I have made a fork of QTD, the Qt bindings for D, to get it to work with dmd 2.066: https://github.com/remy-j-a-moueza/qtd/tree/dmd-2.066 I have only made it to build on Linux (32 bit Ubuntu 14.04) with nearly no testing. I haven't updated the examples either, so lots of them are not compiling. That said, it seems that QTD was quite stable prior to dmd 2.061; I hope that these last upgrades can help it get back from obsolescence.

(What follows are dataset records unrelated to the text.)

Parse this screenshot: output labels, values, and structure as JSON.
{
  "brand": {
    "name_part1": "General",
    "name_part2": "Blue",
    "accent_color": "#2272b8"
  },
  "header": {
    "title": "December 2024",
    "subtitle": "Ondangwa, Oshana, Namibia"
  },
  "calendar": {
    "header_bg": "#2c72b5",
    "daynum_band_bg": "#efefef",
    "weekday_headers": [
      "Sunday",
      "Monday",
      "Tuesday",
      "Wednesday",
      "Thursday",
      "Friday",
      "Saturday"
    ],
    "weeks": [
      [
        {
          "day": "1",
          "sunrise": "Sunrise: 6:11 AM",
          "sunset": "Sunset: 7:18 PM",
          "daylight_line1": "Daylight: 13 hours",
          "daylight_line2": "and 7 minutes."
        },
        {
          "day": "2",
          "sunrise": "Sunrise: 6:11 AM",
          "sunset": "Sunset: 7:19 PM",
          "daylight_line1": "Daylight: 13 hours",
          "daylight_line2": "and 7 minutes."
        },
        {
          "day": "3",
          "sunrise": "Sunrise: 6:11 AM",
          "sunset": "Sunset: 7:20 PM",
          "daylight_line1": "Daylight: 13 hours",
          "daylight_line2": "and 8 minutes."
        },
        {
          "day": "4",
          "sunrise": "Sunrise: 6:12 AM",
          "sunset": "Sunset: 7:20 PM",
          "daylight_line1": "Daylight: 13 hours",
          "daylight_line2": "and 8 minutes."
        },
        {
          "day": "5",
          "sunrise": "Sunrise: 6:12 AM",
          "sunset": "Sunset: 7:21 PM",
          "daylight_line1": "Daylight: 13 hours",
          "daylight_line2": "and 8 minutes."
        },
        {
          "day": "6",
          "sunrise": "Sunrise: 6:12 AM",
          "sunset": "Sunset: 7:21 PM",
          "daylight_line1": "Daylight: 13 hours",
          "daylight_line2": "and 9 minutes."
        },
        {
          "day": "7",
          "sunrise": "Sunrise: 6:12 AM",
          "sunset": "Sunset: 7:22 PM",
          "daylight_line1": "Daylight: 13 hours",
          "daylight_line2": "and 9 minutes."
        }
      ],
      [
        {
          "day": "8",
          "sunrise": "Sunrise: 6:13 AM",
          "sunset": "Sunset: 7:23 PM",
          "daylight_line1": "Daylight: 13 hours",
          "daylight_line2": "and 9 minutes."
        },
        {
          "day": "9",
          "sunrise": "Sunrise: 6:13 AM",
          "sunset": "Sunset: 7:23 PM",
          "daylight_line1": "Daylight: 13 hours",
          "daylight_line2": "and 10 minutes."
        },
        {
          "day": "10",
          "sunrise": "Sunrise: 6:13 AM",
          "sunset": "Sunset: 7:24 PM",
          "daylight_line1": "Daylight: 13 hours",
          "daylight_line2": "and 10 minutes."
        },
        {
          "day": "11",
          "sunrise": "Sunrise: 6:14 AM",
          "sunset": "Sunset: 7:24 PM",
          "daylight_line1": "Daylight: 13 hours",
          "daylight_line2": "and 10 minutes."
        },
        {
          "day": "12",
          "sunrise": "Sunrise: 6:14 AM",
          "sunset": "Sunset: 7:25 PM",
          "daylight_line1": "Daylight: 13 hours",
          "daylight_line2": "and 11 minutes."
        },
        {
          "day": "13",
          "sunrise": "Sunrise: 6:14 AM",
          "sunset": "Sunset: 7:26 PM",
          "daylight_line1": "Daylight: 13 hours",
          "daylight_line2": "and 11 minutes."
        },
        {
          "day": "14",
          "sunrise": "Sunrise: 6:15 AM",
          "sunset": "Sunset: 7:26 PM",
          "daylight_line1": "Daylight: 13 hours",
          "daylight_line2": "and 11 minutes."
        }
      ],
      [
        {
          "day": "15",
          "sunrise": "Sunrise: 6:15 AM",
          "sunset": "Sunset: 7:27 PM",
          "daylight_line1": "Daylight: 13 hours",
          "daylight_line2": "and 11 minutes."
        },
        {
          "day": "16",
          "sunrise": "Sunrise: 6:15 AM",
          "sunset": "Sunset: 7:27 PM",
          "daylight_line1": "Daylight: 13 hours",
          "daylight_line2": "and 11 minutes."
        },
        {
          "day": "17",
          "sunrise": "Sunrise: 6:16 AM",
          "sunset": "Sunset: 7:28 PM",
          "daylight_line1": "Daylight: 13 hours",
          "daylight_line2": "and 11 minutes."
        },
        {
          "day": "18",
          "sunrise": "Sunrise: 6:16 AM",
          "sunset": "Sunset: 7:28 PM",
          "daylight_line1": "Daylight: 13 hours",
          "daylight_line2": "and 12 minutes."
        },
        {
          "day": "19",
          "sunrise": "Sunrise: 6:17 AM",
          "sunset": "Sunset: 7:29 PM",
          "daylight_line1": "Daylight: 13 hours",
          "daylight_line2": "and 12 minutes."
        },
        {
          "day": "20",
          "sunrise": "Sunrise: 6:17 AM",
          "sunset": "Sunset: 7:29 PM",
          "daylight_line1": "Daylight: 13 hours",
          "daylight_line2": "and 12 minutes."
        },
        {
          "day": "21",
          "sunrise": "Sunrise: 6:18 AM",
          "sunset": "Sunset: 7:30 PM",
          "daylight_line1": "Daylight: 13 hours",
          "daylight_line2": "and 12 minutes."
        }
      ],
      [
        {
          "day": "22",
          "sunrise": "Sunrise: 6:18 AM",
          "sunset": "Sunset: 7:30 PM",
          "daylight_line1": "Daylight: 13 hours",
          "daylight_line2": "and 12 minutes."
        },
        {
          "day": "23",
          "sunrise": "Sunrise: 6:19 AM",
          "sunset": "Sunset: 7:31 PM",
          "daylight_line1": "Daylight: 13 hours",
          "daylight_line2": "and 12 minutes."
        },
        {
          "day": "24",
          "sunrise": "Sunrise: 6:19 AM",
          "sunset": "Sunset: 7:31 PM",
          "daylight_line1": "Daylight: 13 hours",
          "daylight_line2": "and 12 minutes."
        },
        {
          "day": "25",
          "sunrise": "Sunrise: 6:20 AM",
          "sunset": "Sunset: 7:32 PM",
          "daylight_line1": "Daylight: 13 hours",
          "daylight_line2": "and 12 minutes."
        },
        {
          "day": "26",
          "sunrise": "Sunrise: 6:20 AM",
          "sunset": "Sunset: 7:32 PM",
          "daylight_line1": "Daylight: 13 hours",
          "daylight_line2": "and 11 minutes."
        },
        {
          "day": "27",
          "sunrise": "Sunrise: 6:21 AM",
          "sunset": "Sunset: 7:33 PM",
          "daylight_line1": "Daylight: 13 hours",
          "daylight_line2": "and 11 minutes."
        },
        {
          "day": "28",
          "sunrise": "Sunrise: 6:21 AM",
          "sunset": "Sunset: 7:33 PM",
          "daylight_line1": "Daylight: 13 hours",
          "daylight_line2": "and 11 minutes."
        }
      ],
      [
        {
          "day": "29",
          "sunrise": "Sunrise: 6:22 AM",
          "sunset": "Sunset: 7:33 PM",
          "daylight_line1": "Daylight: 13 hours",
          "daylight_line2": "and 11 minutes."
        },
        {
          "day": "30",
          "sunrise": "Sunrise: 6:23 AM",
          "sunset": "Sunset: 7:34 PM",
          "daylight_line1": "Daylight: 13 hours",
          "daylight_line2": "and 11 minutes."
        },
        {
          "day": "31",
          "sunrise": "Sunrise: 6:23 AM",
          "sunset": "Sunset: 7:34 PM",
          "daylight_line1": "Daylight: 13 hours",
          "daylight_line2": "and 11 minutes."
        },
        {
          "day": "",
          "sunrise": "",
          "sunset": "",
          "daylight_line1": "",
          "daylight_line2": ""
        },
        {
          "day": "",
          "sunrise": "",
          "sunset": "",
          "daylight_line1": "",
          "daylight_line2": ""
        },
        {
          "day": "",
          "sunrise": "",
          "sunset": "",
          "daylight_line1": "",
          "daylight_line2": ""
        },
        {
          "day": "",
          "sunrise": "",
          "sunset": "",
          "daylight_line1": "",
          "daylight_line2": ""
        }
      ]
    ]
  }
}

Re: QTD upgrades to dmd 2.066.
On Sunday, 24 August 2014 at 20:27:59 UTC, Rémy Mouëza wrote: I have made a fork of QTD, the Qt bindings for D, to get it to work with dmd 2.066: https://github.com/remy-j-a-moueza/qtd/tree/dmd-2.066 I have only made it to build on Linux (32 bit Ubuntu 14.04) with nearly no testing. I haven't updated the examples either, so lots of them are not compiling. That said, it seems that QTD was quite stable prior to dmd 2.061; I hope that these last upgrades can help it get back from obsolescence. Nice work, btw there maybe a few commits from repo https://github.com/qtd-developers/qtd that never made it back to bitbucket (which you appearantly forked from) which you might be interested in.